Rosychuk calls the construction process “a remarkable experience.”
“The contractors have worked extremely hard,” she says. “Many of them offered their labour at a reduced rate or even for free. Some even donated items needed for the house. All of the contractors left Jessie’s House with a better understanding about domestic violence and the severity of it.”
Not only the local community and contractors, but even members of Parliament have shown their support for Jessie’s House. Having witnessed everyone’s hard work, care and attention given to the project, Rosychuk thanks everyone involved, stating, “I have seen people’s hearts through this journey and I can’t thank you all enough for what you’ve done for Jessie’s House, as well as for our family. Because of you, we get to honour Jessica and replace the horrible story with one of hope and healing that will help so many families begin their new journey.”
Hughson acknowledges the fact that “the current health crisis has certainly made it more difficult to pin-point an exact date for the completion of the project,” but ensures that their work has not stopped and they are all confident that Jessie’s House will be operational this spring.

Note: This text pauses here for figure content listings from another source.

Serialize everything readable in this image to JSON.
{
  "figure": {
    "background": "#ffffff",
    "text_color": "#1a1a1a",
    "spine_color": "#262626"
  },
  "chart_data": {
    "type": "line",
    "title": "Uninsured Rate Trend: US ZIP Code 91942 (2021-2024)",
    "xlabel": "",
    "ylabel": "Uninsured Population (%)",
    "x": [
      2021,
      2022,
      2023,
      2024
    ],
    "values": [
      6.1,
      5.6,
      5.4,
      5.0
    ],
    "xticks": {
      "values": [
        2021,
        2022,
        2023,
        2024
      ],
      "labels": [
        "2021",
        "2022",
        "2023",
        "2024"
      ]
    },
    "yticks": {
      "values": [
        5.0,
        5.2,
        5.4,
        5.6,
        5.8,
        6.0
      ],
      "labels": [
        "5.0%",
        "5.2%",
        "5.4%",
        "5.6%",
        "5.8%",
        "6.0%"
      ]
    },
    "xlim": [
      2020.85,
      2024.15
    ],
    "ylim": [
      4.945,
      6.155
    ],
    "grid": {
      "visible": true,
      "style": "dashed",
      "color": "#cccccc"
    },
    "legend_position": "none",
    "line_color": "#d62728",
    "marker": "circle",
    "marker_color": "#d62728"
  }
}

As a facility, Jessie’s House will be state-of-the art, offering a variety of options for people from different situations. For example, it will have family rooms with multiple beds, as well as single rooms for individuals who require more privacy. What’s more, as Hughson states, they have “also put careful consideration into the needs of their youngest residents, creating both a child-minding area and a play space, as well as a sensory space for future programming.”

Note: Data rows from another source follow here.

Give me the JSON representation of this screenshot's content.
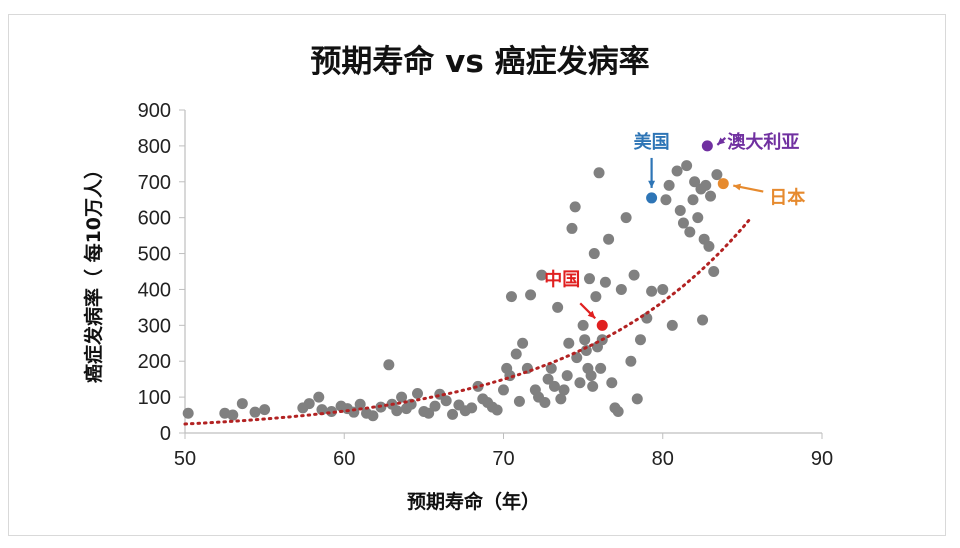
{
  "chart_data": {
    "type": "scatter",
    "title": "预期寿命 vs 癌症发病率",
    "xlabel": "预期寿命（年）",
    "ylabel": "癌症发病率（ 每10万人）",
    "xlim": [
      50,
      90
    ],
    "ylim": [
      0,
      900
    ],
    "xticks": [
      50,
      60,
      70,
      80,
      90
    ],
    "yticks": [
      0,
      100,
      200,
      300,
      400,
      500,
      600,
      700,
      800,
      900
    ],
    "grid": false,
    "trendline": {
      "style": "dotted",
      "type": "exponential",
      "color": "#b22222",
      "x_range": [
        50,
        85.5
      ]
    },
    "point_color": "#808080",
    "points": [
      [
        50.2,
        55
      ],
      [
        52.5,
        55
      ],
      [
        53.0,
        50
      ],
      [
        53.6,
        82
      ],
      [
        54.4,
        58
      ],
      [
        55.0,
        65
      ],
      [
        57.4,
        70
      ],
      [
        57.8,
        82
      ],
      [
        58.4,
        100
      ],
      [
        58.6,
        65
      ],
      [
        59.2,
        60
      ],
      [
        59.8,
        75
      ],
      [
        60.2,
        68
      ],
      [
        60.6,
        58
      ],
      [
        61.0,
        80
      ],
      [
        61.4,
        55
      ],
      [
        61.8,
        48
      ],
      [
        62.3,
        72
      ],
      [
        62.8,
        190
      ],
      [
        63.0,
        80
      ],
      [
        63.3,
        62
      ],
      [
        63.6,
        100
      ],
      [
        63.9,
        68
      ],
      [
        64.2,
        80
      ],
      [
        64.6,
        110
      ],
      [
        65.0,
        60
      ],
      [
        65.3,
        55
      ],
      [
        65.7,
        75
      ],
      [
        66.0,
        108
      ],
      [
        66.4,
        90
      ],
      [
        66.8,
        52
      ],
      [
        67.2,
        78
      ],
      [
        67.6,
        62
      ],
      [
        68.0,
        70
      ],
      [
        68.4,
        130
      ],
      [
        68.7,
        95
      ],
      [
        69.0,
        85
      ],
      [
        69.3,
        72
      ],
      [
        69.6,
        64
      ],
      [
        70.0,
        120
      ],
      [
        70.2,
        180
      ],
      [
        70.4,
        160
      ],
      [
        70.5,
        380
      ],
      [
        70.8,
        220
      ],
      [
        71.0,
        88
      ],
      [
        71.2,
        250
      ],
      [
        71.5,
        180
      ],
      [
        71.7,
        385
      ],
      [
        72.0,
        120
      ],
      [
        72.2,
        100
      ],
      [
        72.4,
        440
      ],
      [
        72.6,
        85
      ],
      [
        72.8,
        150
      ],
      [
        73.0,
        180
      ],
      [
        73.2,
        130
      ],
      [
        73.4,
        350
      ],
      [
        73.6,
        95
      ],
      [
        73.8,
        120
      ],
      [
        74.0,
        160
      ],
      [
        74.1,
        250
      ],
      [
        74.3,
        570
      ],
      [
        74.5,
        630
      ],
      [
        74.6,
        210
      ],
      [
        74.8,
        140
      ],
      [
        75.0,
        300
      ],
      [
        75.1,
        260
      ],
      [
        75.2,
        230
      ],
      [
        75.3,
        180
      ],
      [
        75.4,
        430
      ],
      [
        75.5,
        160
      ],
      [
        75.6,
        130
      ],
      [
        75.7,
        500
      ],
      [
        75.8,
        380
      ],
      [
        75.9,
        240
      ],
      [
        76.0,
        725
      ],
      [
        76.1,
        180
      ],
      [
        76.2,
        260
      ],
      [
        76.4,
        420
      ],
      [
        76.6,
        540
      ],
      [
        76.8,
        140
      ],
      [
        77.0,
        70
      ],
      [
        77.2,
        60
      ],
      [
        77.4,
        400
      ],
      [
        77.7,
        600
      ],
      [
        78.0,
        200
      ],
      [
        78.2,
        440
      ],
      [
        78.4,
        95
      ],
      [
        78.6,
        260
      ],
      [
        79.0,
        320
      ],
      [
        79.3,
        395
      ],
      [
        80.2,
        650
      ],
      [
        80.4,
        690
      ],
      [
        80.6,
        300
      ],
      [
        80.9,
        730
      ],
      [
        81.1,
        620
      ],
      [
        81.3,
        585
      ],
      [
        81.5,
        745
      ],
      [
        81.7,
        560
      ],
      [
        81.9,
        650
      ],
      [
        82.0,
        700
      ],
      [
        82.2,
        600
      ],
      [
        82.4,
        680
      ],
      [
        82.6,
        540
      ],
      [
        82.7,
        690
      ],
      [
        82.9,
        520
      ],
      [
        83.0,
        660
      ],
      [
        83.2,
        450
      ],
      [
        83.4,
        720
      ],
      [
        82.5,
        315
      ],
      [
        80.0,
        400
      ]
    ],
    "highlights": [
      {
        "label": "美国",
        "x": 79.3,
        "y": 655,
        "color": "#2e75b6"
      },
      {
        "label": "澳大利亚",
        "x": 82.8,
        "y": 800,
        "color": "#7030a0"
      },
      {
        "label": "日本",
        "x": 83.8,
        "y": 695,
        "color": "#e68a2e"
      },
      {
        "label": "中国",
        "x": 76.2,
        "y": 300,
        "color": "#e02020"
      }
    ]
  }
}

With the current COVID-19 crisis, Hughson states, “We expect to see increased demand for domestic violence support since the resulting stress, economic pressures, and isolation have been shown to increase the likelihood and severity of family violence, including child abuse. Shelters are more than just beds. Shelters are life-saving facilities that provide safety and basic needs, laying a foundation for hope and healing.”
COVID-19 has changed many things including the economy, but construction continues on several projects in Edmonton, including projects specifically designed to bring help, hope, happiness and healing to our population.